Tucker's inn continued to draw visitors well into the 1800s, despite the continuing erosion that cut off a third of Short Beach to create Little Beach. With none of the riprap, jetties or dense development that somewhat anchor the barrier islands today, storms and the tides continued to shift the sands dramatically.
When the inn burned down in 1845, the Tucker's Island (or Egg Harbor) Lighthouse was built on the same site, starting what became a somewhat complicated relationship between the island, the U.S. Lighthouse Board and mariners attempting to navigate the area's inlets. The location seemed to be among the few places on the small island that seemed safe for construction, but the light itself was dim, and conditions within the inlet generally discouraged seafarers from approaching at night. When the towering Absecon Lighthouse was lit in 1857, Tucker's Island Light was extinguished.
The decision was fated to be temporary, with the lighthouse put back into service ten years later. Despite the shifting sands, the Lighthouse Board built a new keeper's house in 1879, topped by a lantern light. By that time, several homes and inns had been constructed on the island, as well, along with a school and a lifesaving station.

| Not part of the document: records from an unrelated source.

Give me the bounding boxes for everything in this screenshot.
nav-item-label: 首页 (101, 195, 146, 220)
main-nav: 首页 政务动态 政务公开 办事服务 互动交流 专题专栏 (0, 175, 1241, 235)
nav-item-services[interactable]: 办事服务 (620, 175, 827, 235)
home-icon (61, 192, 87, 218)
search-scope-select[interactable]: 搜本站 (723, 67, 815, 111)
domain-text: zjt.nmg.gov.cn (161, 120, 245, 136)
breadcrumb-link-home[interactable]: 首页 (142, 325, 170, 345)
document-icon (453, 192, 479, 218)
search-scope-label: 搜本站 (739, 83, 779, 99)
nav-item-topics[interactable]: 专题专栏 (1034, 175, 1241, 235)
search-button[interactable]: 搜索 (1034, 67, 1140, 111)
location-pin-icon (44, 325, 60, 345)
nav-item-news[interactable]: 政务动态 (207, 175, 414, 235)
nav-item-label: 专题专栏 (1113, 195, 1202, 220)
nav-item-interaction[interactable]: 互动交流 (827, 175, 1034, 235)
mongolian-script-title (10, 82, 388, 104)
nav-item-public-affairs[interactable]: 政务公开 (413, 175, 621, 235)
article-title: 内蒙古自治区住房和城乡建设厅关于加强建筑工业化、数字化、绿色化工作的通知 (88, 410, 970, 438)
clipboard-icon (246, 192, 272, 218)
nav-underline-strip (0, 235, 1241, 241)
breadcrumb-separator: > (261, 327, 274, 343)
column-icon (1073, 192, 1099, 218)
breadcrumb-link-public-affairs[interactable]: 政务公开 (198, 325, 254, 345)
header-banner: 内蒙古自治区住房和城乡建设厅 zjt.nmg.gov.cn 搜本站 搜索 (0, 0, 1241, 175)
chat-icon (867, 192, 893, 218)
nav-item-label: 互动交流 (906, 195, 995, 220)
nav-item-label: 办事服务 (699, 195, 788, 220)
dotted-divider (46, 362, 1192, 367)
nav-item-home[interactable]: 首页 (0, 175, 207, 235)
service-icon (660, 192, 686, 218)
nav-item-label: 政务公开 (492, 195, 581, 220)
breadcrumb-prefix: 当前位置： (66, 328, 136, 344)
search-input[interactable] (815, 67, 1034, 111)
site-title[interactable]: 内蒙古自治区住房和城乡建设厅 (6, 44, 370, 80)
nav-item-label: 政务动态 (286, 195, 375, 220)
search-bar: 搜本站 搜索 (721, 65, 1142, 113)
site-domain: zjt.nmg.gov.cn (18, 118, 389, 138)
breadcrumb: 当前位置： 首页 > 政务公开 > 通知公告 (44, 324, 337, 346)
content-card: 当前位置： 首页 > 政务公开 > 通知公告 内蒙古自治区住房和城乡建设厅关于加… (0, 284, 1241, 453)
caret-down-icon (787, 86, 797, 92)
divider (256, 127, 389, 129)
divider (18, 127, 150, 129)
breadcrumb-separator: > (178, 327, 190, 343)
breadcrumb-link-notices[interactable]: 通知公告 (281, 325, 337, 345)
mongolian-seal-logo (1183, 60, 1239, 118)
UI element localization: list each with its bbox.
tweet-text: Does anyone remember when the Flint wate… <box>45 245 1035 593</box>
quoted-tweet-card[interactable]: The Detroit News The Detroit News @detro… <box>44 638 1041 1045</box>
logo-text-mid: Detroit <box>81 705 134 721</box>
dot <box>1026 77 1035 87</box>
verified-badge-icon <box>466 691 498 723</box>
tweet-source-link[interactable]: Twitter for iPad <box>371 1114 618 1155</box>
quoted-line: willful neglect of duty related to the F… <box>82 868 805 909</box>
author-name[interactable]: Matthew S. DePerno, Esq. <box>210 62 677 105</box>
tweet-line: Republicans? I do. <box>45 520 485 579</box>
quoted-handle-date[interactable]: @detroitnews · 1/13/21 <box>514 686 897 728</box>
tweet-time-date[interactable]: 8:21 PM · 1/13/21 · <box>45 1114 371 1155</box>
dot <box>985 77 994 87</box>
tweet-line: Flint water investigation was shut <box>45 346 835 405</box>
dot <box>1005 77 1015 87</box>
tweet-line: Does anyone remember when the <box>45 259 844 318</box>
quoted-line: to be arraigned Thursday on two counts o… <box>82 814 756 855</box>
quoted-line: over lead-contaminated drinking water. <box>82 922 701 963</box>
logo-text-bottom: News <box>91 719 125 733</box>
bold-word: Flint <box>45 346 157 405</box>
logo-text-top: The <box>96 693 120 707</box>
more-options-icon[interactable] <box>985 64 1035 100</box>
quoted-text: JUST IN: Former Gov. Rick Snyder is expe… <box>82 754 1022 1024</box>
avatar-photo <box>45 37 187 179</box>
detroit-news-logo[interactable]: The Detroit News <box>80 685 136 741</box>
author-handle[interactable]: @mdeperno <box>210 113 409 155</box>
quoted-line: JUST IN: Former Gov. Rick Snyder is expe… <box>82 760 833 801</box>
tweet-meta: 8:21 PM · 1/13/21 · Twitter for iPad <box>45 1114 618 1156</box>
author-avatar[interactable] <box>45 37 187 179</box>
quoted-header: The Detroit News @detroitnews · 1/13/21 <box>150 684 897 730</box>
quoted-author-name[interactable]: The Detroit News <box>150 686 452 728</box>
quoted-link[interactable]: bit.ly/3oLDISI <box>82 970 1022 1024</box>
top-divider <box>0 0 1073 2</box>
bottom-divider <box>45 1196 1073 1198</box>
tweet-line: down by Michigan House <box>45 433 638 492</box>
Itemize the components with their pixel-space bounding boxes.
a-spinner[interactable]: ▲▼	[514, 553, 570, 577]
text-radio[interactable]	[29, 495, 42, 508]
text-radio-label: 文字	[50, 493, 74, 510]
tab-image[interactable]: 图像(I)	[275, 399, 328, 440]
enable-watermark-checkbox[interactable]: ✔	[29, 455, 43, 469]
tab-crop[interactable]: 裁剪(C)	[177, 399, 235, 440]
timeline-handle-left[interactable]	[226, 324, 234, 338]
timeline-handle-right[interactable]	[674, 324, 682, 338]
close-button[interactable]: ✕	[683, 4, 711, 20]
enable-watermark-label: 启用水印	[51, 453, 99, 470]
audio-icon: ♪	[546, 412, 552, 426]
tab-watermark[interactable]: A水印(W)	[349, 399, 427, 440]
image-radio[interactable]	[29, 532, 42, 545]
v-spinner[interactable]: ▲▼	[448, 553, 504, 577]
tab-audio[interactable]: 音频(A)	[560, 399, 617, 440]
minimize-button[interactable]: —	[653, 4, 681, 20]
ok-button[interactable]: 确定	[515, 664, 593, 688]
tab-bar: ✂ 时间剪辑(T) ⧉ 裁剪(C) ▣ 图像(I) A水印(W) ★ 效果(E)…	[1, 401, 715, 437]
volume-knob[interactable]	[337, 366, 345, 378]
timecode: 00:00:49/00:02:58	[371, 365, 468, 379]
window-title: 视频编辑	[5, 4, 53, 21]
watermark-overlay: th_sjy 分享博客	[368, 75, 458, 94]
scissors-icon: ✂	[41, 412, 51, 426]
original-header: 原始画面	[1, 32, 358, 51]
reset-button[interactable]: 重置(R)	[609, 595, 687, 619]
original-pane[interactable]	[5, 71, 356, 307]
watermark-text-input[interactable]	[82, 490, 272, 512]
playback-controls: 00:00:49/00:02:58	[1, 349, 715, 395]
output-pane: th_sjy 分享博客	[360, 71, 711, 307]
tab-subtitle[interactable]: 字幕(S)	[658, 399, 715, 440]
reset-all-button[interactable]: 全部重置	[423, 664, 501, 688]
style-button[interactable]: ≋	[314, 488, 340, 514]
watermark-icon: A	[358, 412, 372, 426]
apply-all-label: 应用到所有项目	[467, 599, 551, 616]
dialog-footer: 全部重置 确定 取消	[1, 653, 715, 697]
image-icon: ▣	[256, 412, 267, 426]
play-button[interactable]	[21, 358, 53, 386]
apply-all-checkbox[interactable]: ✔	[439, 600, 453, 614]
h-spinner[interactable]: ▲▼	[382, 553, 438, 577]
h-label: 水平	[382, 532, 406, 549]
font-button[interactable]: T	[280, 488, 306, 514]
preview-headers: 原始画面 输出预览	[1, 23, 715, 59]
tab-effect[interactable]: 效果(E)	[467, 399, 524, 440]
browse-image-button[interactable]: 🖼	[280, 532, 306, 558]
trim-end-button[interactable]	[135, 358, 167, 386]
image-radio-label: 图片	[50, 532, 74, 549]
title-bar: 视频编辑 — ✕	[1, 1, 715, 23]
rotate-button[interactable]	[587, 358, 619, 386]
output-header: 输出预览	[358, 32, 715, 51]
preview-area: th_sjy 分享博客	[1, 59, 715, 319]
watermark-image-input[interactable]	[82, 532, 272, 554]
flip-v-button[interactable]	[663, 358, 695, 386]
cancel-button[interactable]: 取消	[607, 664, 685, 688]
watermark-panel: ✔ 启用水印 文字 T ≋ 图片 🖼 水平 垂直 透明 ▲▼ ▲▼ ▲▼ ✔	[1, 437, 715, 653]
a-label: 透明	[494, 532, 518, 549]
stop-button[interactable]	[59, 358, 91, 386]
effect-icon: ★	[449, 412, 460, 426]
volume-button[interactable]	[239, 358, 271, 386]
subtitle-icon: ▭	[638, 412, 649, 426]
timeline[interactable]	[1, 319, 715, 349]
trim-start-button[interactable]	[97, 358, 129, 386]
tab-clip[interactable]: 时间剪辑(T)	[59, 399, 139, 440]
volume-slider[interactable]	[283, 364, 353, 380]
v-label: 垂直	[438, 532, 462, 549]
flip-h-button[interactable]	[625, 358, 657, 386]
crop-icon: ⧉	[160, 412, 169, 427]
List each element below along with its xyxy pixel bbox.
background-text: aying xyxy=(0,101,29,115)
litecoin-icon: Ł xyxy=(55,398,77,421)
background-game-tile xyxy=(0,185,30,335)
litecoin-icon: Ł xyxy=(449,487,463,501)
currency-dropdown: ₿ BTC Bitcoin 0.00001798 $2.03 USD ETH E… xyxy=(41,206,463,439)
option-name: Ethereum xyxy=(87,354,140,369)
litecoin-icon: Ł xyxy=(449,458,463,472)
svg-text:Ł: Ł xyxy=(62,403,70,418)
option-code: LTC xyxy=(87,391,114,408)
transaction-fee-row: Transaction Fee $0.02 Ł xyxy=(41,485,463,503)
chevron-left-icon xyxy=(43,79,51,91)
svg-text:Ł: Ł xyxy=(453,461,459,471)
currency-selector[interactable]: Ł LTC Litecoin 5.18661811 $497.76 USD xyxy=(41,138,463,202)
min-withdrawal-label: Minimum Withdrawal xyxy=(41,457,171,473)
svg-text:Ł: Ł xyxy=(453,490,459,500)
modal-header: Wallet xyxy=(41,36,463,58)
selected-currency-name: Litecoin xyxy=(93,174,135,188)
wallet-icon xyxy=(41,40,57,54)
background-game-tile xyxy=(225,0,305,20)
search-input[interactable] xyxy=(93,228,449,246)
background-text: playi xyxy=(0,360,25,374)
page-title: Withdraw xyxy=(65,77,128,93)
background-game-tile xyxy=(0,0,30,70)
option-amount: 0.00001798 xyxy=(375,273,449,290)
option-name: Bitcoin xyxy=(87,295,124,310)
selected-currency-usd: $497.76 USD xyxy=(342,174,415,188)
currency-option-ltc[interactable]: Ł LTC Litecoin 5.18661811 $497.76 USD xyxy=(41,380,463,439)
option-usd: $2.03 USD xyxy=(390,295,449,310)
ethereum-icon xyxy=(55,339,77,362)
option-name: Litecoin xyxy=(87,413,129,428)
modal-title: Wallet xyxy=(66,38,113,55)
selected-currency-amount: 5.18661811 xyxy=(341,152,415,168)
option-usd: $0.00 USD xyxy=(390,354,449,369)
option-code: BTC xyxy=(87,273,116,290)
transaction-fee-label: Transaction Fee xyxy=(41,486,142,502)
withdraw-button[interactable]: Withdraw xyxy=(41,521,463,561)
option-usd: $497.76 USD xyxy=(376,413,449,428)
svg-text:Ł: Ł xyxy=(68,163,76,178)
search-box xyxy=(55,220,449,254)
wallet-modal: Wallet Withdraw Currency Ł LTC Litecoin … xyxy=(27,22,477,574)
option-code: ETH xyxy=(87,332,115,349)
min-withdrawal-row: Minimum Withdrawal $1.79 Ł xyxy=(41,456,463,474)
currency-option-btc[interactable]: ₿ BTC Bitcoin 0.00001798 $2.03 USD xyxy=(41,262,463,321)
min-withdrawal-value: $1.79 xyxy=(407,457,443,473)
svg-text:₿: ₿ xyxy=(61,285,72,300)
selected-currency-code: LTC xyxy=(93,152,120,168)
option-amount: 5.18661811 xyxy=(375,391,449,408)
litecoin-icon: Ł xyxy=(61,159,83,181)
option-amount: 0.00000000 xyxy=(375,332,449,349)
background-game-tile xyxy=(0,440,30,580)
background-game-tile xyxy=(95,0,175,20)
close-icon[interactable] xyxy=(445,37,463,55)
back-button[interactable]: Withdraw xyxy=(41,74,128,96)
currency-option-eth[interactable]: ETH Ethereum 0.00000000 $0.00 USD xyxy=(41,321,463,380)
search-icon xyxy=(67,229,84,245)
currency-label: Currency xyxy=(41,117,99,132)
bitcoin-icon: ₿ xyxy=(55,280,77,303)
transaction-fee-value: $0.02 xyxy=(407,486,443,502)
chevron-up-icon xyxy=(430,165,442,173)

Still, the fates seemed not to have made their minds up about Tucker's Island or the lighthouse. Sands continued to shift, reuniting the tiny island with Long Beach Island and then forcing them to part again for good in 1920. Eventually the shifts began to take their toll on what man had built, and structures began to wash away with the sand beneath them, leaving the lighthouse as one of the few buildings left behind.
Finally, what seemed probable became inevitable. The Lighthouse Service ordered the decommissioning of the light in September 1927, and a few weeks later, the waves toppled it into the sea. If you visit the Tuckerton Seaport and Baymen's Museum's faithful recreation of the light, you can see dramatic photos taken as the building toppled off the last remains of its foundation, falling almost intact into the water.
Though Reuben Tucker's Inn and the lighthouse are just memories now, the story of Tucker's Island most likely isn't over. The ocean, as we've seen in recent years, tends to have its own plans for New Jersey's barrier islands, and rumor has it that Tucker's Island is once again emerging among the shifting sands. Given what we've learned about building on sandbars, though, I'd venture to guess that we won't be seeing much new construction when it appears.